The goal is to write a program that calculates the total distance between the two lists in the input file.

The distance is defined as the sum of the absolute differences between the i_th lowest elements in each list.

### Approach

Sort the lists, take the differences elementwise, and then sum the absolute values of each difference for the final distance. Use pandas for vectorization to speeed up calculation on larger inputs

In [7]:
#Pull in the data
datafile = "../../2024/data/day1_input.txt"
with open(datafile, 'r+') as f:
    lines = f.readlines()
    data = [x.rstrip().split() for x in lines]


In [15]:
@profiler.profile
def part1(data: List) -> int:
    #Convert data to DataFrame
    df = pd.DataFrame(data)
    # Convert to int, sort the values, then subtract line by line
    df = df.apply(lambda x: x.astype(int).sort_values().values)
    return (df[0] - df[1]).abs().sum()

In [17]:
part1(data)

Calling part1: Memory used 6377472 kB; Execution Time: 0.017478416208177805 s


765748

# Part 2

### Overview 

Calculate a total similarity score by adding up each number in the left list after multiplying it by the number of times that number appears in the right list.

### Approach

Count number of occurences of the left number

In [64]:
@profiler.profile
def part2(data: List) -> int:
    #Convert data to DataFrame and convert values to int
    df = pd.DataFrame(data).apply(lambda x: x.astype(int))
    # we find the values from the left that are contained in the right
    common_df = df.loc[df[1].isin(df[0]), 1]
    # Find the count of each number in common_df.

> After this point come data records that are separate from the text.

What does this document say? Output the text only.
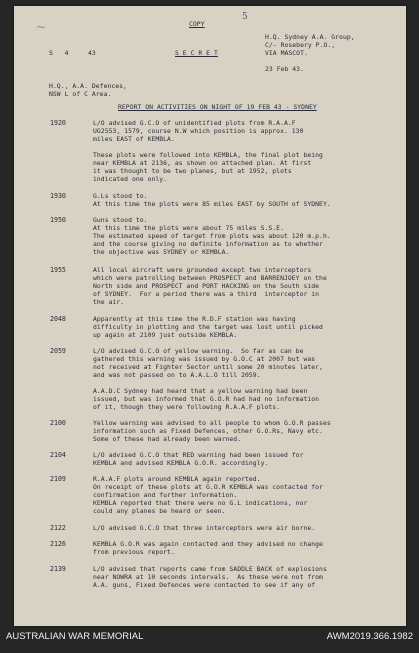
5
~	COPY
S   4     43	S E C R E T
H.Q. Sydney A.A. Group,
C/- Rosebery P.O.,
VIA MASCOT.
23 Feb 43.
H.Q., A.A. Defences,
NSW L of C Area.
REPORT ON ACTIVITIES ON NIGHT OF 19 FEB 43 - SYDNEY
1920	L/O advised G.C.O of unidentified plots from R.A.A.F
UG2553, 1579, course N.W which position is approx. 130
miles EAST of KEMBLA.
These plots were followed into KEMBLA, the final plot being
near KEMBLA at 2136, as shown on attached plan. At first
it was thought to be two planes, but at 1952, plots
indicated one only.
1930	G.Ls stood to.
At this time the plots were 85 miles EAST by SOUTH of SYDNEY.
1950	Guns stood to.
At this time the plots were about 75 miles S.S.E.
The estimated speed of target from plots was about 120 m.p.h.
and the course giving no definite information as to whether
the objective was SYDNEY or KEMBLA.
1955	All local aircraft were grounded except two interceptors
which were patrolling between PROSPECT and BARRENJOEY on the
North side and PROSPECT and PORT HACKING on the South side
of SYDNEY.  For a period there was a third  interceptor in
the air.
2048	Apparently at this time the R.D.F station was having
difficulty in plotting and the target was lost until picked
up again at 2109 just outside KEMBLA.
2059	L/O advised G.C.O of yellow warning.  So far as can be
gathered this warning was issued by G.O.C at 2007 but was
not received at Fighter Sector until some 20 minutes later,
and was not passed on to A.A.L.O till 2059.
A.A.D.C Sydney had heard that a yellow warning had been
issued, but was informed that G.O.R had had no information
of it, though they were following R.A.A.F plots.
2100	Yellow warning was advised to all people to whom G.O.R passes
information such as Fixed Defences, other G.O.Rs, Navy etc.
Some of these had already been warned.
2104	L/O advised G.C.O that RED warning had been issued for
KEMBLA and advised KEMBLA G.O.R. accordingly.
2109	R.A.A.F plots around KEMBLA again reported.
On receipt of these plots at G.O.R KEMBLA was contacted for
confirmation and further information.
KEMBLA reported that there were no G.L indications, nor
could any planes be heard or seen.
2122	L/O advised G.C.O that three interceptors were air borne.
2126	KEMBLA G.O.R was again contacted and they advised no change
from previous report.
2139	L/O advised that reports came from SADDLE BACK of explosions
near NOWRA at 10 seconds intervals.  As these were not from
A.A. guns, Fixed Defences were contacted to see if any of
AUSTRALIAN WAR MEMORIAL	AWM2019.366.1982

Others are irrelevant because they will multiply by a count of 0.
    counts = common_df.value_counts()
    # Finally multiply the number of occurences (counts.values) by the number itself and sum them for the total score
    return sum(counts.values * counts.index)


Calling part2: Memory used 16384 kB; Execution Time: 0.0033610002137720585 s


27732508

In [None]:
part2(data)

In [36]:
15292 in df[0].values

True